R/contract_vertices.R

#' Contract multiple vertices into 1 new vertex
#'
#' \code{contract_vertices} combines a set of vertices into one pseudo-vertex 
#' and returns the reduced network.
#' 
#' This function contracts a set of vertices into a pseudo-vertex and returns 
#' the network with that new vertex included (and the contracted vertices 
#' excluded). 
#' 
#' Weighted ties can be used. 
#' This requires to either provide a weighted adjacency matrix OR 
#' an \code{igraph} object with an attribute that is used for weights. 
#' Make sure that this attribute is numeric.

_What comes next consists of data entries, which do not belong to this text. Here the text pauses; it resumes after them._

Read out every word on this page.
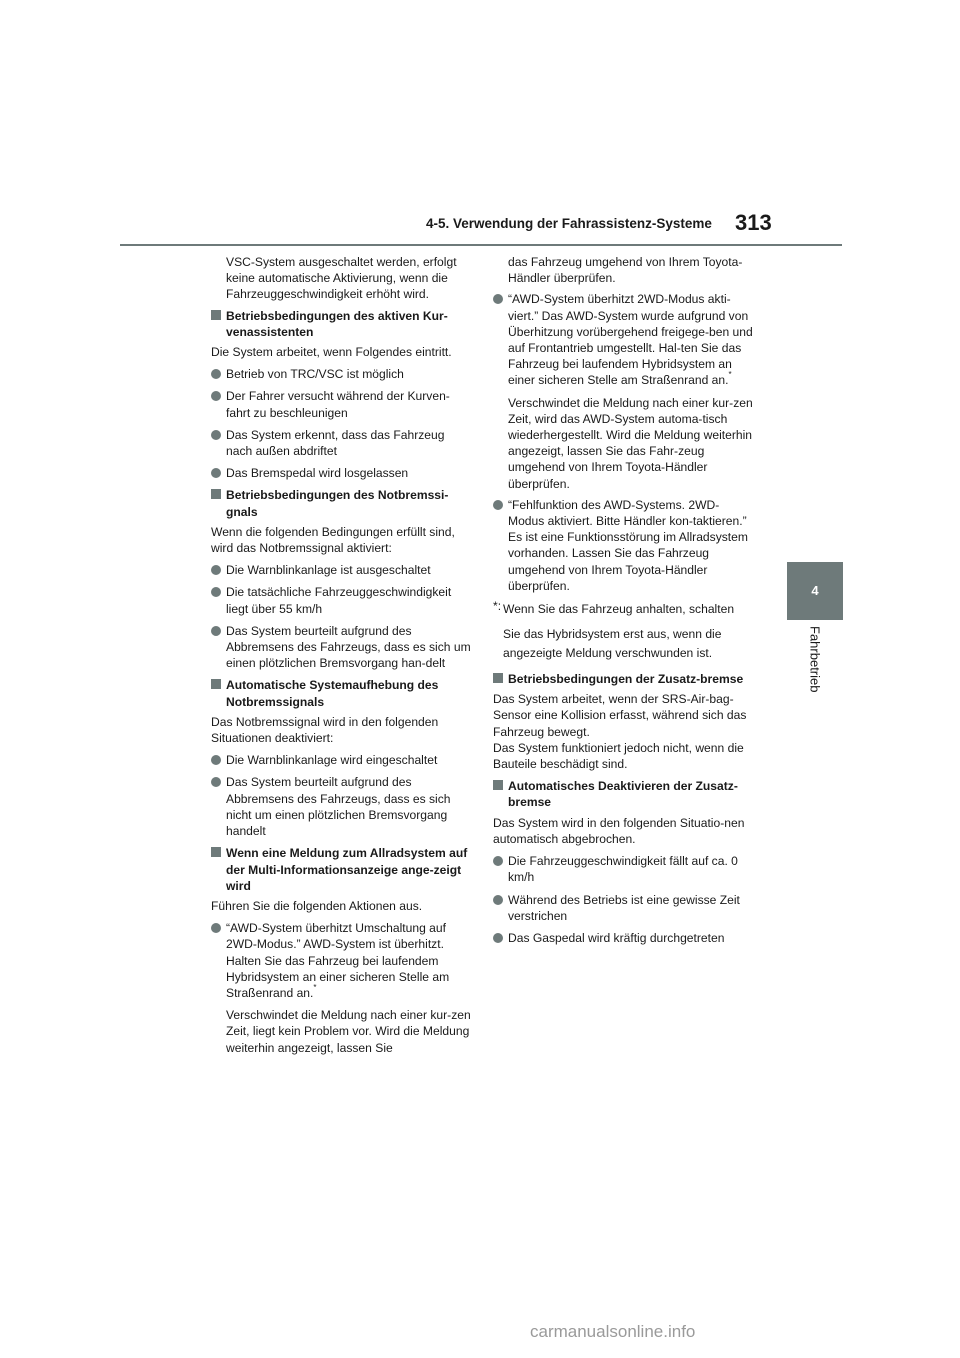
4-5. Verwendung der Fahrassistenz-Systeme 313
4
Fahrbetrieb

VSC-System ausgeschaltet werden, erfolgt keine automatische Aktivierung, wenn die Fahrzeuggeschwindigkeit erhöht wird.

Betriebsbedingungen des aktiven Kur-venassistenten

Die System arbeitet, wenn Folgendes eintritt.

Betrieb von TRC/VSC ist möglich
Der Fahrer versucht während der Kurven-fahrt zu beschleunigen
Das System erkennt, dass das Fahrzeug nach außen abdriftet
Das Bremspedal wird losgelassen
Betriebsbedingungen des Notbremssi-gnals

Wenn die folgenden Bedingungen erfüllt sind, wird das Notbremssignal aktiviert:

Die Warnblinkanlage ist ausgeschaltet
Die tatsächliche Fahrzeuggeschwindigkeit liegt über 55 km/h
Das System beurteilt aufgrund des Abbremsens des Fahrzeugs, dass es sich um einen plötzlichen Bremsvorgang han-delt
Automatische Systemaufhebung des Notbremssignals

Das Notbremssignal wird in den folgenden Situationen deaktiviert:

Die Warnblinkanlage wird eingeschaltet
Das System beurteilt aufgrund des Abbremsens des Fahrzeugs, dass es sich nicht um einen plötzlichen Bremsvorgang handelt
Wenn eine Meldung zum Allradsystem auf der Multi-Informationsanzeige ange-zeigt wird

Führen Sie die folgenden Aktionen aus.

“AWD-System überhitzt Umschaltung auf 2WD-Modus.” AWD-System ist überhitzt. Halten Sie das Fahrzeug bei laufendem Hybridsystem an einer sicheren Stelle am Straßenrand an.*

Verschwindet die Meldung nach einer kur-zen Zeit, liegt kein Problem vor. Wird die Meldung weiterhin angezeigt, lassen Sie

das Fahrzeug umgehend von Ihrem Toyota-Händler überprüfen.

“AWD-System überhitzt 2WD-Modus akti-viert.” Das AWD-System wurde aufgrund von Überhitzung vorübergehend freigege-ben und auf Frontantrieb umgestellt. Hal-ten Sie das Fahrzeug bei laufendem Hybridsystem an einer sicheren Stelle am Straßenrand an.*

Verschwindet die Meldung nach einer kur-zen Zeit, wird das AWD-System automa-tisch wiederhergestellt. Wird die Meldung weiterhin angezeigt, lassen Sie das Fahr-zeug umgehend von Ihrem Toyota-Händler überprüfen.

“Fehlfunktion des AWD-Systems. 2WD-Modus aktiviert. Bitte Händler kon-taktieren.” Es ist eine Funktionsstörung im Allradsystem vorhanden. Lassen Sie das Fahrzeug umgehend von Ihrem Toyota-Händler überprüfen.
*: Wenn Sie das Fahrzeug anhalten, schalten

Sie das Hybridsystem erst aus, wenn die angezeigte Meldung verschwunden ist.

Betriebsbedingungen der Zusatz-bremse

Das System arbeitet, wenn der SRS-Air-bag-Sensor eine Kollision erfasst, während sich das Fahrzeug bewegt.

Das System funktioniert jedoch nicht, wenn die Bauteile beschädigt sind.

Automatisches Deaktivieren der Zusatz-bremse

Das System wird in den folgenden Situatio-nen automatisch abgebrochen.

Die Fahrzeuggeschwindigkeit fällt auf ca. 0 km/h
Während des Betriebs ist eine gewisse Zeit verstrichen
Das Gaspedal wird kräftig durchgetreten
carmanualsonline.info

#' By default, if the \code{igraph} object contains an edge attribute called 
#' \code{weight}, this attribute will be used as a weight by default, unless 
#' a different edge attribute is explicitly specified as \code{attr}.
#' 
#' The \code{method} specifies how the (possibly weighted) edges between the 
#' selected \code{vertices} and the other vertices are combined into edges between 
#' the new pseudovertex and the other vertices. The default is to use the 
#' \code{min} procedure.
#' 
#' NOTE: if \code{g} is an \code{igraph} object without vertex names, the 
#' names will be added automatically (as integeres, numbered from 1). 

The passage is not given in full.